The Villager, formerly the Highland Villager, is a Saint Paul, Minnesota newspaper. It was founded by Barry Prichard and Arnold Hed in 1953 as the Highland Villager, after Saint Paul's Highland Park neighborhood, and is the Twin Cities' oldest community newspaper. It was the first paper to be distributed in both Minneapolis and Saint Paul. In 2007, it absorbed a sister paper, Avenues (which had been called Grand Gazette till 2003).

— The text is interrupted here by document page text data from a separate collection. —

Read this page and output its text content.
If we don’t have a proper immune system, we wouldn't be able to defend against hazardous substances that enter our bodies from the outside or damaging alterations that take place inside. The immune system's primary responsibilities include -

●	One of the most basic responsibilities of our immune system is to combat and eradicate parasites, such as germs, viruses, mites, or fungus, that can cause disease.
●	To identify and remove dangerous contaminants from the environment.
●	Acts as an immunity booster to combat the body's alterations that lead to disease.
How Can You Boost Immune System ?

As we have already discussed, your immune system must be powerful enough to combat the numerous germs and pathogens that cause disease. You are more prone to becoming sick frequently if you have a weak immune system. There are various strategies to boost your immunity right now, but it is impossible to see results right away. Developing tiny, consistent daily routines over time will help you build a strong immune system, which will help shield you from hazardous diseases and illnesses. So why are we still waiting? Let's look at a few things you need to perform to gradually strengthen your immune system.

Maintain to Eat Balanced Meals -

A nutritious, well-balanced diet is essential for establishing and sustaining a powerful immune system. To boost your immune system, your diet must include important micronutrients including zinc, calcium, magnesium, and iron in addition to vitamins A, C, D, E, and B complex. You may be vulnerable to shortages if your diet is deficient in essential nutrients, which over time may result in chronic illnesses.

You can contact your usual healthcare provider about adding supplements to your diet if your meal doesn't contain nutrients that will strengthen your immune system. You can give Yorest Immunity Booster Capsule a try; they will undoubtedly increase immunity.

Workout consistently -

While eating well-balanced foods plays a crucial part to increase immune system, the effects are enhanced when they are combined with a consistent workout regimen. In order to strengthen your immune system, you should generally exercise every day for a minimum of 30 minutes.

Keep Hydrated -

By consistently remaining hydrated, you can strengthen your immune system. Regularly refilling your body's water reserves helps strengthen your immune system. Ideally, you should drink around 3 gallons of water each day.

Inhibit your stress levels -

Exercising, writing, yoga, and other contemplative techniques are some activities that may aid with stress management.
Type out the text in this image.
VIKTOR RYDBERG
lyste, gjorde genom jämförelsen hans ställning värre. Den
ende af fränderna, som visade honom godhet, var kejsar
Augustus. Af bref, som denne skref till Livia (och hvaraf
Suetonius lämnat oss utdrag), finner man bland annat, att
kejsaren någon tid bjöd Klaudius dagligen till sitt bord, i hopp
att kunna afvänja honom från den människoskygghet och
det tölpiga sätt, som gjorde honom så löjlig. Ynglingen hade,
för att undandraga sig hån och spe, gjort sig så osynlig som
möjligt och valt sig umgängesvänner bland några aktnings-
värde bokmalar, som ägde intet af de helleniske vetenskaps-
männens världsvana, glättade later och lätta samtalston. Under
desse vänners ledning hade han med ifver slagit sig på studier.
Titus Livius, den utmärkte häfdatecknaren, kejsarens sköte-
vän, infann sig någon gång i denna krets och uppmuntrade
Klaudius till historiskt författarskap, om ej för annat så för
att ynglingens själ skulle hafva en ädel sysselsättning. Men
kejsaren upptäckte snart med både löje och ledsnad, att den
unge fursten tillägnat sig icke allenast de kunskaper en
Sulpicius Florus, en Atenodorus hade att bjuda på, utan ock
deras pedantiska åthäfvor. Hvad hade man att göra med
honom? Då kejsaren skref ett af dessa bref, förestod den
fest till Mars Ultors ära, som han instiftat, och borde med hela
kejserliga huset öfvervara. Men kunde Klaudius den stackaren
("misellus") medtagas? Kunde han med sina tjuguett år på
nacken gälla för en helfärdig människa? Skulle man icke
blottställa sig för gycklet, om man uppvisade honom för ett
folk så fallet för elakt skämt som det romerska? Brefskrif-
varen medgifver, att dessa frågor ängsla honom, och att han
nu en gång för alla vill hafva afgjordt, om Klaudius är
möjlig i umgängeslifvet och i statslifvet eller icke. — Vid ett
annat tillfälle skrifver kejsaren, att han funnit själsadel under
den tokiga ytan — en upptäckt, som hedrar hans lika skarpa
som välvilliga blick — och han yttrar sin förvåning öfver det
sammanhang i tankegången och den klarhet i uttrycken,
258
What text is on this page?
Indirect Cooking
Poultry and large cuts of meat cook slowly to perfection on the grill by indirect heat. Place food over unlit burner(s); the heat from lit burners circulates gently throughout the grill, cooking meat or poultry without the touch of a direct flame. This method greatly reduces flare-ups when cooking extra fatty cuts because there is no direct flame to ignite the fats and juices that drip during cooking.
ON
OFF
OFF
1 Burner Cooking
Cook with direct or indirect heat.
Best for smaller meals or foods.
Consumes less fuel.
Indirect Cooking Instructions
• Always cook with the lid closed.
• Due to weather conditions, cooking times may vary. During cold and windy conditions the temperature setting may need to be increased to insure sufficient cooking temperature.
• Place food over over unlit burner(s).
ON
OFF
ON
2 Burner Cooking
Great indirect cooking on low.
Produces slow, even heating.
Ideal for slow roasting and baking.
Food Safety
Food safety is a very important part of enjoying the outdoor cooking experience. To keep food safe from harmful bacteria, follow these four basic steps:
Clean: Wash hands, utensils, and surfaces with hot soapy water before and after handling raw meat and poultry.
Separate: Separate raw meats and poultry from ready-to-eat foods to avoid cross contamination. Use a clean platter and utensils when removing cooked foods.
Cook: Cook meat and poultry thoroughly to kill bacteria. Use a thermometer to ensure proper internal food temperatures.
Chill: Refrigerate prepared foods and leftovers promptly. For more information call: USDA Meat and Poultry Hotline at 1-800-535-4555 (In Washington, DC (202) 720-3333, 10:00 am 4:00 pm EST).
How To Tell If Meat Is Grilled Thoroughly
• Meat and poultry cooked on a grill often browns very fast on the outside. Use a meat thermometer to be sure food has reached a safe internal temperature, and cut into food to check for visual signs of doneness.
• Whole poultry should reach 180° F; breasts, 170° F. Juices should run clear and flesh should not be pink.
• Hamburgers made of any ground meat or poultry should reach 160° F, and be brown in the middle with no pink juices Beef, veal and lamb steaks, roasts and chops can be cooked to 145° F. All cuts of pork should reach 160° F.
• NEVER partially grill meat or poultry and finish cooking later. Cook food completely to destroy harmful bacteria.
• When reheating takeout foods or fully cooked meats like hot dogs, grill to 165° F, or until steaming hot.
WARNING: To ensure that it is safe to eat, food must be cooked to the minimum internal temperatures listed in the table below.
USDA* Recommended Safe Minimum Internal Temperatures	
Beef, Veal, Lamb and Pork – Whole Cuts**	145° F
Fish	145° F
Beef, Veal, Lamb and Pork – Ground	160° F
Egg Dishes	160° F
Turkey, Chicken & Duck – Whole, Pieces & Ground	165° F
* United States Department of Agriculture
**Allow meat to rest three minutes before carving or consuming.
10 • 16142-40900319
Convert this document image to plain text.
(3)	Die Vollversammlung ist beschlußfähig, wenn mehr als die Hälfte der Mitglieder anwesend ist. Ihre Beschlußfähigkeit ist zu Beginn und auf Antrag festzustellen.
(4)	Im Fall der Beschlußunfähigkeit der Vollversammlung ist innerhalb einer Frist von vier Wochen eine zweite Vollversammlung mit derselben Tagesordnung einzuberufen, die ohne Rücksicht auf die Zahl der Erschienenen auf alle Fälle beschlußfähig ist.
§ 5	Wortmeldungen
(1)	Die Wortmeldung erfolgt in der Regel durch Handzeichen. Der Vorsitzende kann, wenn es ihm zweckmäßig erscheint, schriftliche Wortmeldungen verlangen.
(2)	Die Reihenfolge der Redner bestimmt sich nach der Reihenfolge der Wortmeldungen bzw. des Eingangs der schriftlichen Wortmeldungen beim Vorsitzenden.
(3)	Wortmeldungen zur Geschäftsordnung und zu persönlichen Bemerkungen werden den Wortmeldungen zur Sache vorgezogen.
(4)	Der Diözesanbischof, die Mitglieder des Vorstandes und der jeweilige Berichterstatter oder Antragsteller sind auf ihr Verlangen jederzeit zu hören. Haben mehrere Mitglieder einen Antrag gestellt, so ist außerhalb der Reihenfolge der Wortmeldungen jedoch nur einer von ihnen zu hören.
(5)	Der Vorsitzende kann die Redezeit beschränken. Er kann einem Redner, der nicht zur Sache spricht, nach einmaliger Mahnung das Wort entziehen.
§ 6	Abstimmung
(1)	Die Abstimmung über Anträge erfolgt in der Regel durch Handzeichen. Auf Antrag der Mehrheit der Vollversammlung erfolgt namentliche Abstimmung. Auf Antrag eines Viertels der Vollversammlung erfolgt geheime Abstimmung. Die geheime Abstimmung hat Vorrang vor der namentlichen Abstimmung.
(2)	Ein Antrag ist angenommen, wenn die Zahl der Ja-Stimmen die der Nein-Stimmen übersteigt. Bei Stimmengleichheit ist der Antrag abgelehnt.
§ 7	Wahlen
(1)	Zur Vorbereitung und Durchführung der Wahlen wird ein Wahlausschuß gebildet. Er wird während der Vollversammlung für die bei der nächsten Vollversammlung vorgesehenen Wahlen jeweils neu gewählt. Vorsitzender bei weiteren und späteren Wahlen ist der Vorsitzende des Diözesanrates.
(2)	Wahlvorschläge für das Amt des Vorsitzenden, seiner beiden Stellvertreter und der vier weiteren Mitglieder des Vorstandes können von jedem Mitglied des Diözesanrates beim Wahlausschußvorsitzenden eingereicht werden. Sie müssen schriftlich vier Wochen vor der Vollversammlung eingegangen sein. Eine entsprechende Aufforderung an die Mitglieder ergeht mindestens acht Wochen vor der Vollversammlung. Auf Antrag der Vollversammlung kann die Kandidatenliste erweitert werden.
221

As of 2021, the Villager circulates in the Saint Paul neighborhoods of Highland Park, Macalester–Groveland, Merriam Park, Snelling–Hamline, Lexington–Hamline, Summit–University, Summit Hill, West 7th/Fort Road, and Downtown; the Minneapolis neighborhoods of Hiawatha and Minnehaha; and suburban Mendota, Mendota Heights, and Lilydale.

The Villager is published twice a month on Tuesday evenings. It reports a readership of 90,000. The newspaper used to be unavailable online but now its website has digital copies of current editions as well as an archive that subscribers may peruse.